No dia 23 de maio o povo brasileiro foi presenteado pela Presidenta Dilma com mais um instrumento que reforça esses mecanismos de controle e participação social, trata-se do Decreto 8.243/2014 que “Institui a Política Nacional de Participação Social – PNPS”. Esse Decreto tem como objetivo “fortalecer e articular os mecanismos e as instâncias democráticas de diálogo e a atuação conjunta entre a administração pública federal e a sociedade civil”. Trocando em miúdos, o PNPS define como os cidadãos, movimentos sociais e coletivos podem participar da criação das políticas públicas e como o cidadão será ouvido dentro do governo federal.

Mas malgrado a importância histórica do PNPS para consolidação da democracia brasileira, não faltaram críticas por parte da oposição raivosa, capitaneada pelo PSDB. A turma da “Casa Grande” chegou ao desplante de afirmar que esse Decreto tem como objetivo enfraquecer o Poder Legislativo e preparar o país para se tornar uma Venezuela. No campo legal a oposição promete apresentar um Decreto Legislativo para tentar anular o Decreto Presidencial, e se isso não surtir efeito, questionarão a constitucionalidade do PNPS junto ao STF.

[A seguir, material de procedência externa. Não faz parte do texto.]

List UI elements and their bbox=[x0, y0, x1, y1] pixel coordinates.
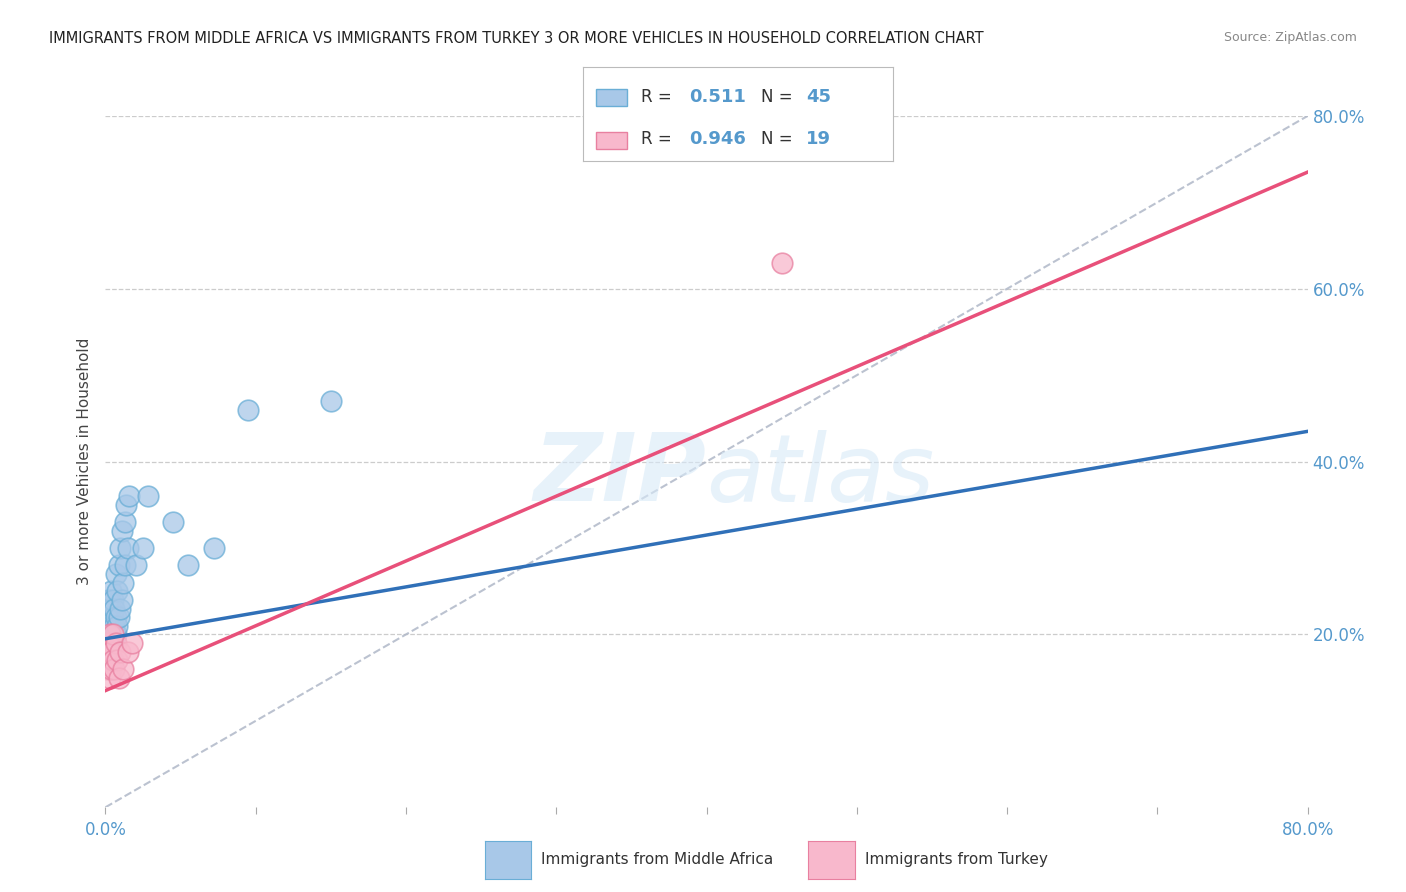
Text: Source: ZipAtlas.com: Source: ZipAtlas.com bbox=[1223, 31, 1357, 45]
Point bbox=[136, 489, 159, 503]
Point bbox=[96, 610, 118, 624]
Point bbox=[107, 584, 129, 599]
Point bbox=[101, 610, 124, 624]
Point bbox=[108, 671, 131, 685]
Point bbox=[98, 593, 121, 607]
Point bbox=[110, 601, 132, 615]
Point bbox=[103, 601, 125, 615]
Point bbox=[107, 619, 129, 633]
Text: N =: N = bbox=[762, 88, 799, 106]
Point bbox=[103, 636, 125, 650]
Text: Immigrants from Middle Africa: Immigrants from Middle Africa bbox=[541, 853, 773, 867]
Point bbox=[100, 645, 122, 659]
Point bbox=[111, 524, 134, 538]
Text: R =: R = bbox=[641, 88, 676, 106]
Point bbox=[112, 575, 135, 590]
Point bbox=[117, 645, 139, 659]
Point bbox=[98, 671, 121, 685]
Point bbox=[117, 541, 139, 555]
Point bbox=[100, 601, 122, 615]
Point bbox=[100, 619, 122, 633]
Text: R =: R = bbox=[641, 130, 676, 148]
Point bbox=[114, 558, 136, 573]
Point bbox=[101, 653, 124, 667]
Text: IMMIGRANTS FROM MIDDLE AFRICA VS IMMIGRANTS FROM TURKEY 3 OR MORE VEHICLES IN HO: IMMIGRANTS FROM MIDDLE AFRICA VS IMMIGRA… bbox=[49, 31, 984, 46]
Point bbox=[112, 662, 135, 676]
Point bbox=[97, 653, 120, 667]
Point bbox=[110, 645, 132, 659]
Point bbox=[101, 627, 124, 641]
Point bbox=[97, 610, 120, 624]
Point bbox=[100, 584, 122, 599]
Bar bbox=[596, 133, 627, 149]
Text: 0.511: 0.511 bbox=[689, 88, 745, 106]
Y-axis label: 3 or more Vehicles in Household: 3 or more Vehicles in Household bbox=[77, 338, 93, 585]
Point bbox=[124, 558, 146, 573]
Point bbox=[100, 662, 122, 676]
Text: 19: 19 bbox=[806, 130, 831, 148]
Point bbox=[101, 627, 124, 641]
Point bbox=[96, 636, 118, 650]
Text: 0.946: 0.946 bbox=[689, 130, 745, 148]
Point bbox=[177, 558, 200, 573]
Point bbox=[108, 610, 131, 624]
Point bbox=[319, 394, 342, 409]
Point bbox=[97, 593, 120, 607]
Text: Immigrants from Turkey: Immigrants from Turkey bbox=[865, 853, 1047, 867]
Point bbox=[98, 645, 121, 659]
Point bbox=[98, 627, 121, 641]
Point bbox=[103, 662, 125, 676]
Point bbox=[162, 515, 184, 529]
Point bbox=[97, 636, 120, 650]
Text: atlas: atlas bbox=[707, 430, 935, 521]
Point bbox=[107, 653, 129, 667]
Point bbox=[108, 558, 131, 573]
Point bbox=[98, 610, 121, 624]
Point bbox=[98, 627, 121, 641]
Point bbox=[238, 402, 260, 417]
Text: 45: 45 bbox=[806, 88, 831, 106]
Point bbox=[202, 541, 225, 555]
Point bbox=[96, 645, 118, 659]
Text: ZIP: ZIP bbox=[534, 429, 707, 522]
Point bbox=[96, 662, 118, 676]
Point bbox=[114, 515, 136, 529]
Point bbox=[104, 610, 127, 624]
Point bbox=[104, 636, 127, 650]
Point bbox=[115, 498, 138, 512]
Point bbox=[100, 636, 122, 650]
Point bbox=[103, 619, 125, 633]
Point bbox=[97, 627, 120, 641]
Bar bbox=[596, 89, 627, 106]
Point bbox=[104, 627, 127, 641]
Point bbox=[770, 256, 793, 270]
Point bbox=[101, 593, 124, 607]
Point bbox=[111, 593, 134, 607]
Point bbox=[121, 636, 143, 650]
Point bbox=[132, 541, 155, 555]
Point bbox=[96, 619, 118, 633]
Point bbox=[110, 541, 132, 555]
Text: N =: N = bbox=[762, 130, 799, 148]
Point bbox=[118, 489, 141, 503]
Point bbox=[104, 566, 127, 581]
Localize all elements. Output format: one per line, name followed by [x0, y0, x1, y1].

Evidente que a oposição quer apenas politizar, pelo lado negativo, o PNPS, tanto, que tenta esconder que esse Decreto é resultado das Conferências sobre Transparência e Controle Social, e não um mero capricho da Presidenta Dilma. Outro fato a considerar é que essa participação popular não tem poder deliberativo é apenas consultivo, portanto, o discurso de que o Decreto pretende levar o país ao comunismo, bolivarianismo, ou enfraquecer o Poder Legislativo, é falacioso e totalmente sem propósito.

Assim, e frente a esse debate, fica muito claro uma coisa: a existência, no Brasil, de dois projetos políticos totalmente antagônicos entre si: de um lado temos as forças progressistas formada pela ampla maioria dos movimentos populares e Partidos de esquerda. Esses defendem que o cidadão seja sujeito político, portador de direitos de participação nas decisões políticas do Estado; do outro lado, apresenta as forças conservadoras, compostas pelas elites e Partidos de direita. Esse setor defende que o indivíduo continue na condição de súditos e sob a tutela estatal, ou seja, o povo tem de entender que quem governa, decide, e planeja as políticas públicas são os governantes, a sociedade é mera espectadora. Com a palavra o povo brasileiro!